July 1-4 - Swimming in my own sweat - each day meant peeling off/on clothes for a new day in the tropical heat. Peeping the posh Playa del Carmen, I quickly wanted to remove myself to get the real stuff: street tacos - not just carnitas here, you can get a mix of meat. Besides that, there is the pyramid and surrounding old city structures at Chichen Itza and likewise in Tulúm on the coast. I skipped on via direct flight (Evelop Air) from Cancun to Madrid for the "hard" part of my trip.
July 5-15 - Getting my feet moving again in Spain made me instantly happy. - it was cooler for a moment, but torrential rains from Mexico followed me even to my first night in Madrid. Walking the streets of Madrid led alone by the salty must of hanging pig parts, fish, and some traditional landmarks, the Royal Palace, which always seems to be a stone's throw away when I'm in town, I begain stringing together a nice stroll, letting loose a bit and letting go any notion that there is one goal for my flamenco trip to Sanlúcar de Barrameda, where I was to take a week and half long guitar intensive course with Niño Manuel, a natural gift whose teacher is Manolo Sanlúcar, a great of greats. for those who don't know.
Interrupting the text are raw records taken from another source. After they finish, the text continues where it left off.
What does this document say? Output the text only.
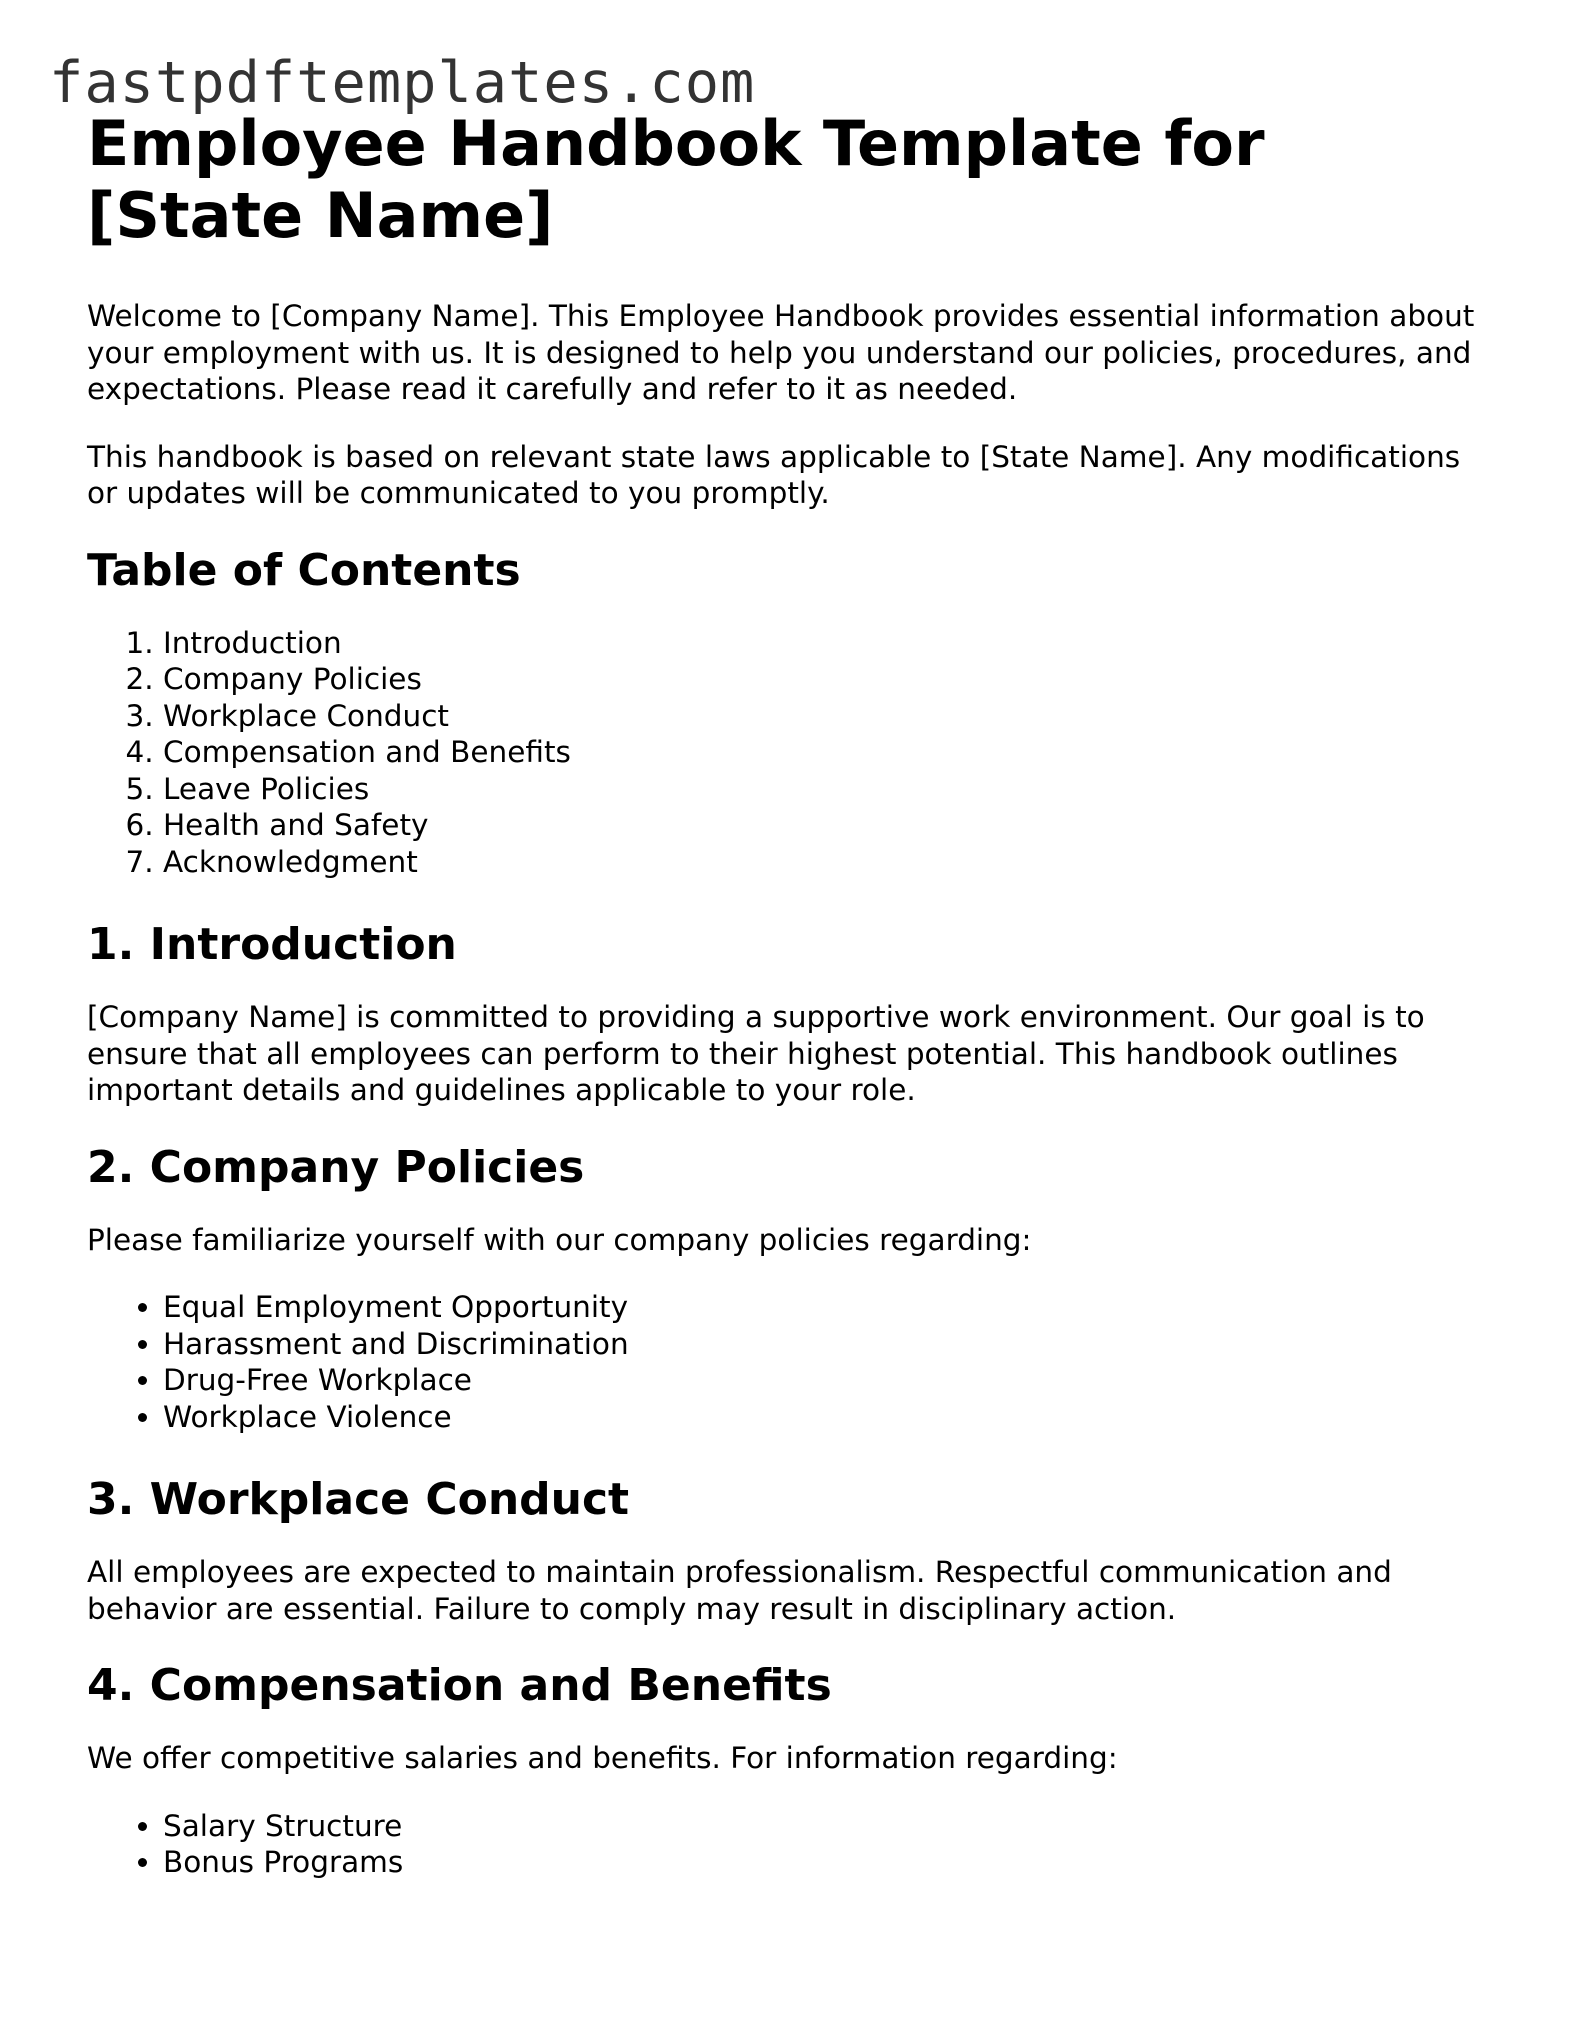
fastpdftemplates.com
Employee Handbook Template for [State Name]

Welcome to [Company Name]. This Employee Handbook provides essential information about your employment with us. It is designed to help you understand our policies, procedures, and expectations. Please read it carefully and refer to it as needed.

This handbook is based on relevant state laws applicable to [State Name]. Any modifications or updates will be communicated to you promptly.

Table of Contents
1. Introduction
2. Company Policies
3. Workplace Conduct
4. Compensation and Benefits
5. Leave Policies
6. Health and Safety
7. Acknowledgment
1. Introduction

[Company Name] is committed to providing a supportive work environment. Our goal is to ensure that all employees can perform to their highest potential. This handbook outlines important details and guidelines applicable to your role.

2. Company Policies

Please familiarize yourself with our company policies regarding:

• Equal Employment Opportunity
• Harassment and Discrimination
• Drug-Free Workplace
• Workplace Violence
3. Workplace Conduct

All employees are expected to maintain professionalism. Respectful communication and behavior are essential. Failure to comply may result in disciplinary action.

4. Compensation and Benefits

We offer competitive salaries and benefits. For information regarding:

• Salary Structure
• Bonus Programs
Just being there was the original reason for the trip - to get back to Spain and rekindle some love for a place and an art form I've grown to recognize as partly my journey and feel almost at home in it. More on Sanlúcar - To be continued in another post. After meandering through Jerez with trepidation especially through the rougher edges of town, I moved on to see some old friends I knew from San Francisco, but who reside in Galway and Paris now, respectively.
July 16-21 - I landed in Dublin, accompanied by Paco, and stood at the luggage belt darting from conveyor to Paco's watch since we had a bus to Galway to catch. I was unsurprised to find my luggage had not made it from the Madrid connecting flight. We took the bus, no luggage, jsut my backpack and it even made it through a night od debauchery at the practically all-Irish Rowing Club, which is a damn good nightclub for all ages. We biked - me, Cathal and Elina. Luggage arrived the next day in Galway, where my friend Cathal had housed me over several days, then chaffeured me to his mother's farm, where I learned that taking care of three kids (Cathal's nephews) is deserving of a nap, or at the very least deep consideration of my capability to take care of people.
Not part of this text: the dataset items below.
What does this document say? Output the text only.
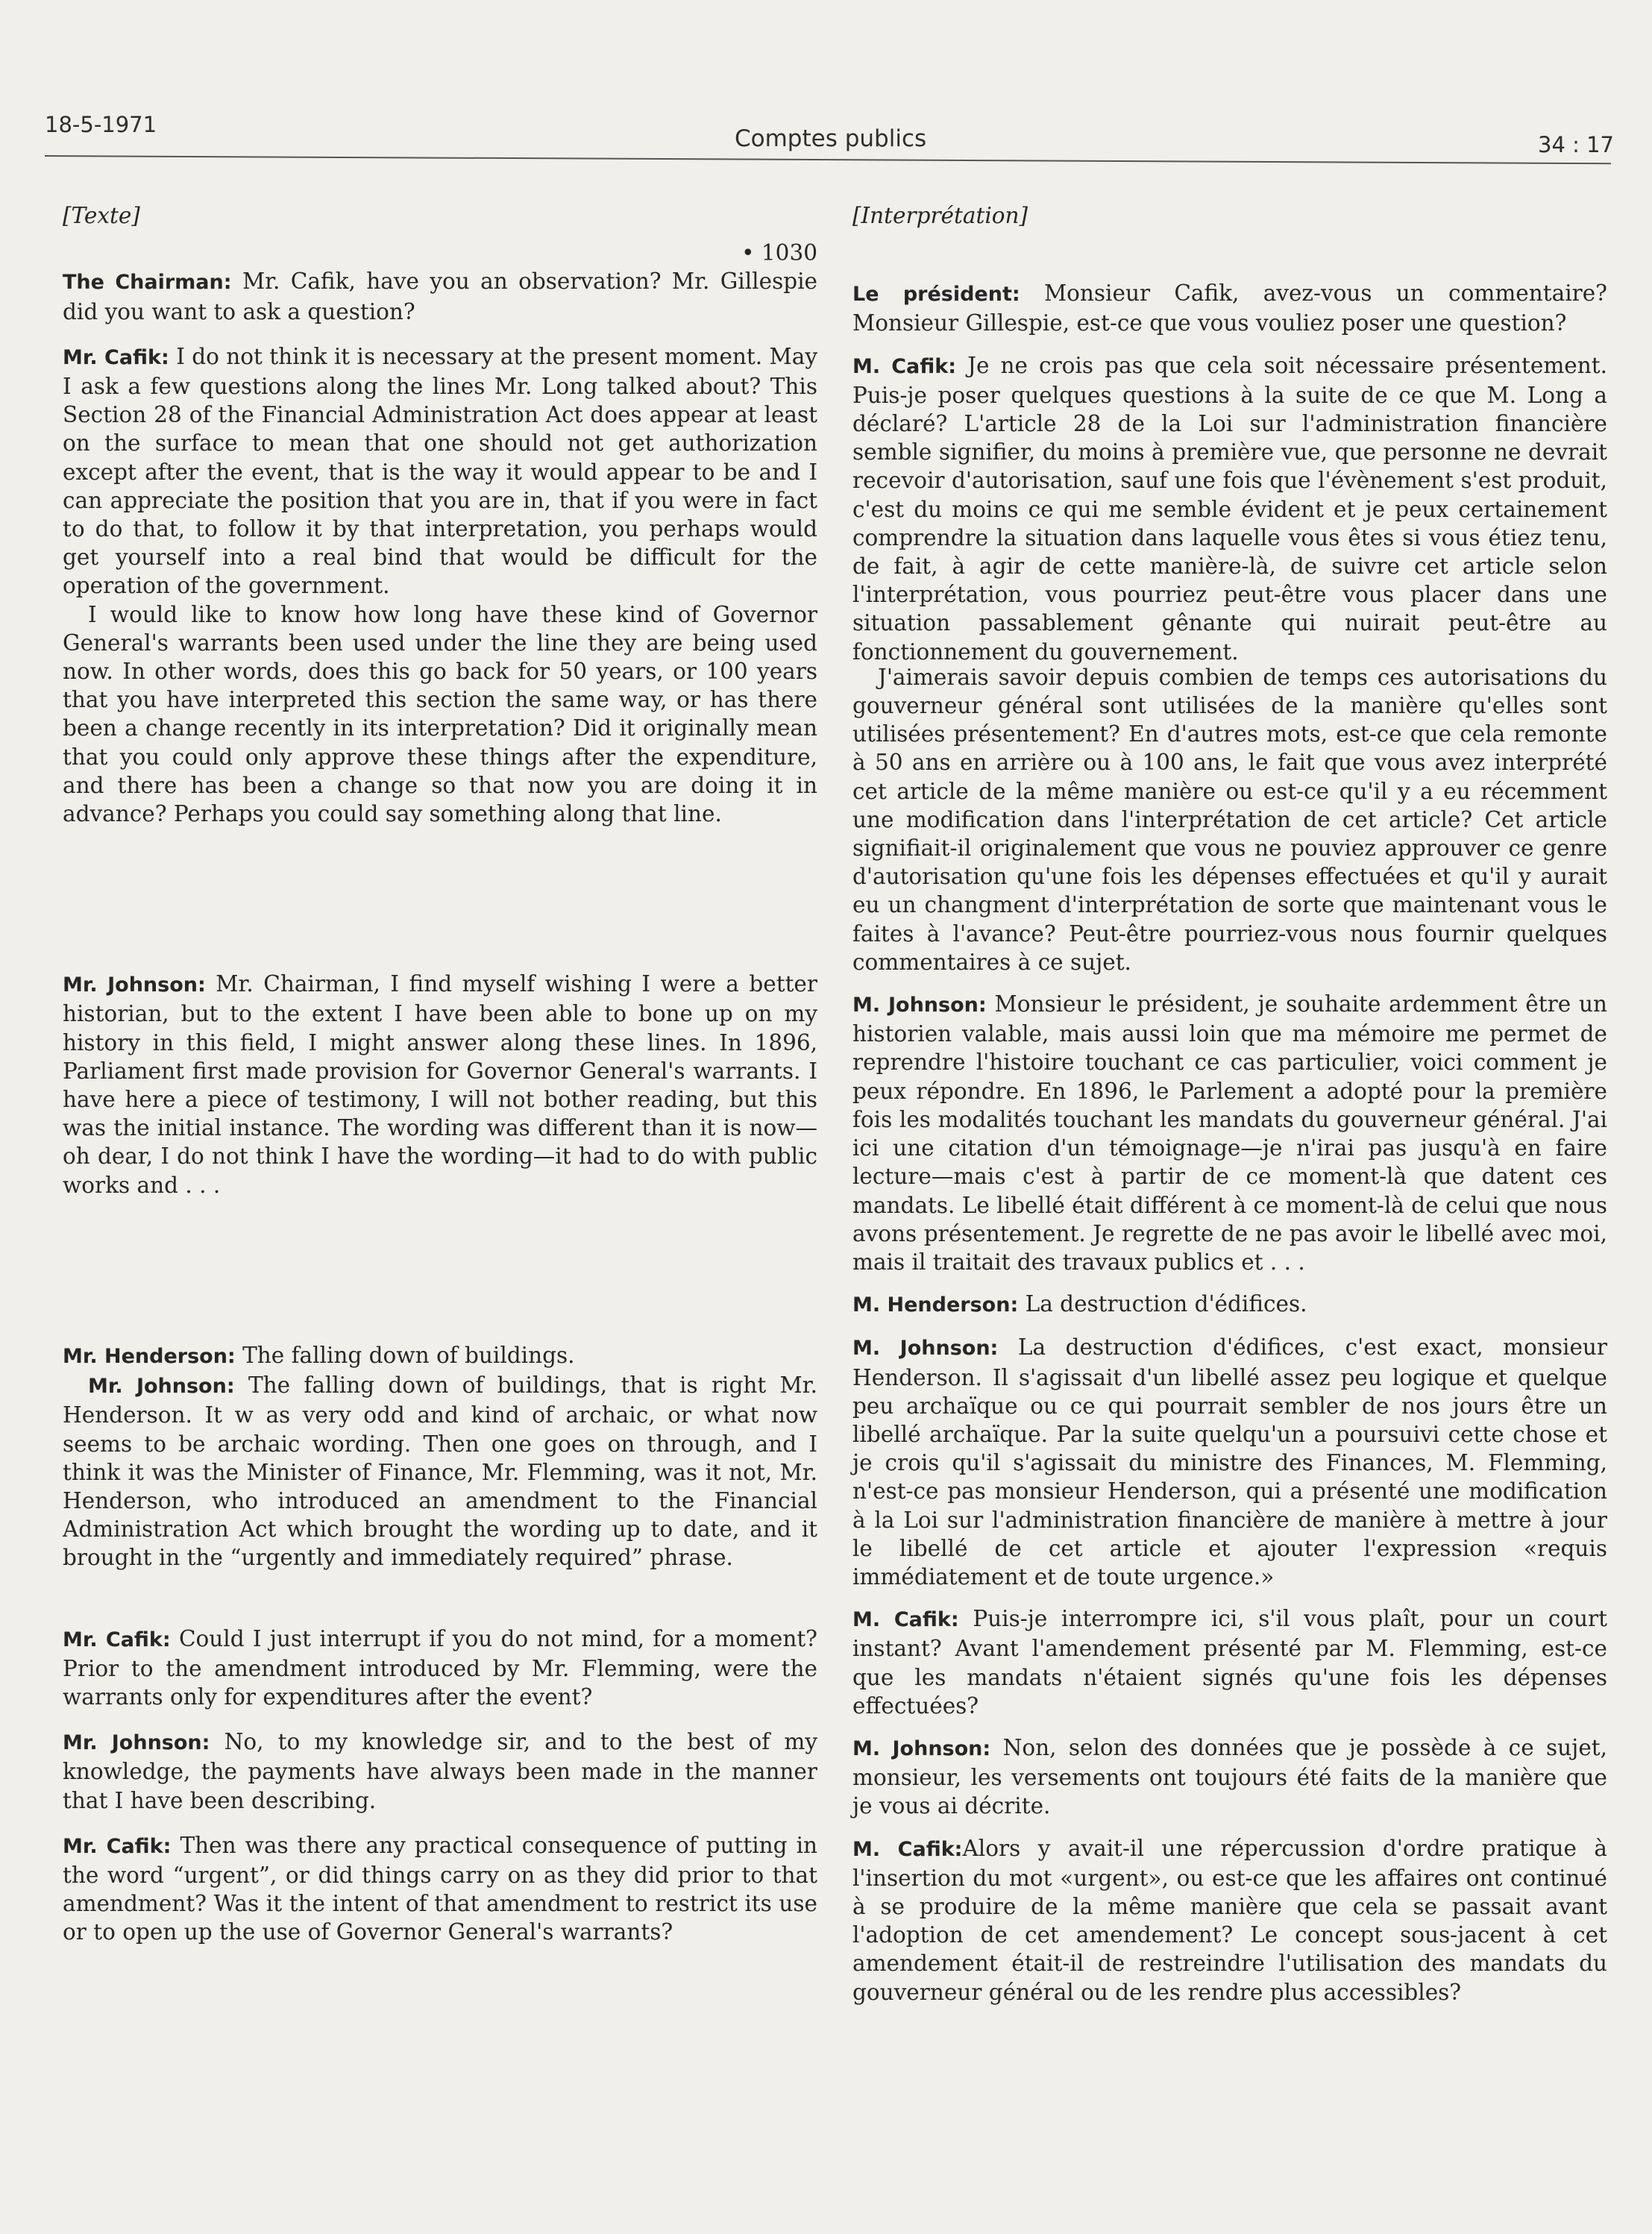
18-5-1971
Comptes publics	34 : 17

[Texte]

• 1030

The Chairman: Mr. Cafik, have you an observation? Mr. Gillespie did you want to ask a question?

Mr. Cafik: I do not think it is necessary at the present moment. May I ask a few questions along the lines Mr. Long talked about? This Section 28 of the Financial Administration Act does appear at least on the surface to mean that one should not get authorization except after the event, that is the way it would appear to be and I can appreciate the position that you are in, that if you were in fact to do that, to follow it by that interpretation, you perhaps would get yourself into a real bind that would be difficult for the operation of the government.

I would like to know how long have these kind of Governor General's warrants been used under the line they are being used now. In other words, does this go back for 50 years, or 100 years that you have interpreted this section the same way, or has there been a change recently in its interpretation? Did it originally mean that you could only approve these things after the expenditure, and there has been a change so that now you are doing it in advance? Perhaps you could say something along that line.

Mr. Johnson: Mr. Chairman, I find myself wishing I were a better historian, but to the extent I have been able to bone up on my history in this field, I might answer along these lines. In 1896, Parliament first made provision for Governor General's warrants. I have here a piece of testimony, I will not bother reading, but this was the initial instance. The wording was different than it is now—oh dear, I do not think I have the wording—it had to do with public works and . . .

Mr. Henderson: The falling down of buildings.

Mr. Johnson: The falling down of buildings, that is right Mr. Henderson. It w as very odd and kind of archaic, or what now seems to be archaic wording. Then one goes on through, and I think it was the Minister of Finance, Mr. Flemming, was it not, Mr. Henderson, who introduced an amendment to the Financial Administration Act which brought the wording up to date, and it brought in the “urgently and immediately required” phrase.

Mr. Cafik: Could I just interrupt if you do not mind, for a moment? Prior to the amendment introduced by Mr. Flemming, were the warrants only for expenditures after the event?

Mr. Johnson: No, to my knowledge sir, and to the best of my knowledge, the payments have always been made in the manner that I have been describing.

Mr. Cafik: Then was there any practical consequence of putting in the word “urgent”, or did things carry on as they did prior to that amendment? Was it the intent of that amendment to restrict its use or to open up the use of Governor General's warrants?

[Interprétation]

Le président: Monsieur Cafik, avez-vous un commentaire? Monsieur Gillespie, est-ce que vous vouliez poser une question?

M. Cafik: Je ne crois pas que cela soit nécessaire présentement. Puis-je poser quelques questions à la suite de ce que M. Long a déclaré? L'article 28 de la Loi sur l'administration financière semble signifier, du moins à première vue, que personne ne devrait recevoir d'autorisation, sauf une fois que l'évènement s'est produit, c'est du moins ce qui me semble évident et je peux certainement comprendre la situation dans laquelle vous êtes si vous étiez tenu, de fait, à agir de cette manière-là, de suivre cet article selon l'interprétation, vous pourriez peut-être vous placer dans une situation passablement gênante qui nuirait peut-être au fonctionnement du gouvernement.

J'aimerais savoir depuis combien de temps ces autorisations du gouverneur général sont utilisées de la manière qu'elles sont utilisées présentement? En d'autres mots, est-ce que cela remonte à 50 ans en arrière ou à 100 ans, le fait que vous avez interprété cet article de la même manière ou est-ce qu'il y a eu récemment une modification dans l'interprétation de cet article? Cet article signifiait-il originalement que vous ne pouviez approuver ce genre d'autorisation qu'une fois les dépenses effectuées et qu'il y aurait eu un changment d'interprétation de sorte que maintenant vous le faites à l'avance? Peut-être pourriez-vous nous fournir quelques commentaires à ce sujet.

M. Johnson: Monsieur le président, je souhaite ardemment être un historien valable, mais aussi loin que ma mémoire me permet de reprendre l'histoire touchant ce cas particulier, voici comment je peux répondre. En 1896, le Parlement a adopté pour la première fois les modalités touchant les mandats du gouverneur général. J'ai ici une citation d'un témoignage—je n'irai pas jusqu'à en faire lecture—mais c'est à partir de ce moment-là que datent ces mandats. Le libellé était différent à ce moment-là de celui que nous avons présentement. Je regrette de ne pas avoir le libellé avec moi, mais il traitait des travaux publics et . . .

M. Henderson: La destruction d'édifices.

M. Johnson: La destruction d'édifices, c'est exact, monsieur Henderson. Il s'agissait d'un libellé assez peu logique et quelque peu archaïque ou ce qui pourrait sembler de nos jours être un libellé archaïque. Par la suite quelqu'un a poursuivi cette chose et je crois qu'il s'agissait du ministre des Finances, M. Flemming, n'est-ce pas monsieur Henderson, qui a présenté une modification à la Loi sur l'administration financière de manière à mettre à jour le libellé de cet article et ajouter l'expression «requis immédiatement et de toute urgence.»

M. Cafik: Puis-je interrompre ici, s'il vous plaît, pour un court instant? Avant l'amendement présenté par M. Flemming, est-ce que les mandats n'étaient signés qu'une fois les dépenses effectuées?

M. Johnson: Non, selon des données que je possède à ce sujet, monsieur, les versements ont toujours été faits de la manière que je vous ai décrite.

M. Cafik:Alors y avait-il une répercussion d'ordre pratique à l'insertion du mot «urgent», ou est-ce que les affaires ont continué à se produire de la même manière que cela se passait avant l'adoption de cet amendement? Le concept sous-jacent à cet amendement était-il de restreindre l'utilisation des mandats du gouverneur général ou de les rendre plus accessibles?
July 21-24 - Amsterdam - miles of brick buildings that look out to canals, uncountable bikes and small watercraft. Walking in the west part of town, when the shops had been closed for the night, I saw a whole different side of the city life.: mannequins which were visibly tailored for the looks and stature of the local population stood out, evidence of a culture I've still yet to get love contact with. The people were kind, asked my name, and it was a joy to sit out, look at the canals and get to know people and their lives there.
July 25-28 - Berlin - the Hauptbahnhof train station is an oblong glass fishbowl acting as one of the main hubs for Berlin trains. You can see the tracks from the outside, on various levels of the station, making this a must-see attraction. The museums in Berlin are on par with the quality of Amsterdam's, but are a fourth of the price or less, only 3-4 euros with discount. I wouldn't have counted out any of the museums visited: German Historical Museum, Markisches Museum (City History), Jewish Museum, Technology Museum, DDR Museum. Each offers an impressive view into greatness, achievement, even in turbulent times. At a refugee NGO called Give Something Back to Berlin, I donated my guitar. A much harder one is finding a new one that fits me and my playing style. Back in SF that should not be too difficult - the challenge is that there are so many options to choose from...now to test some out.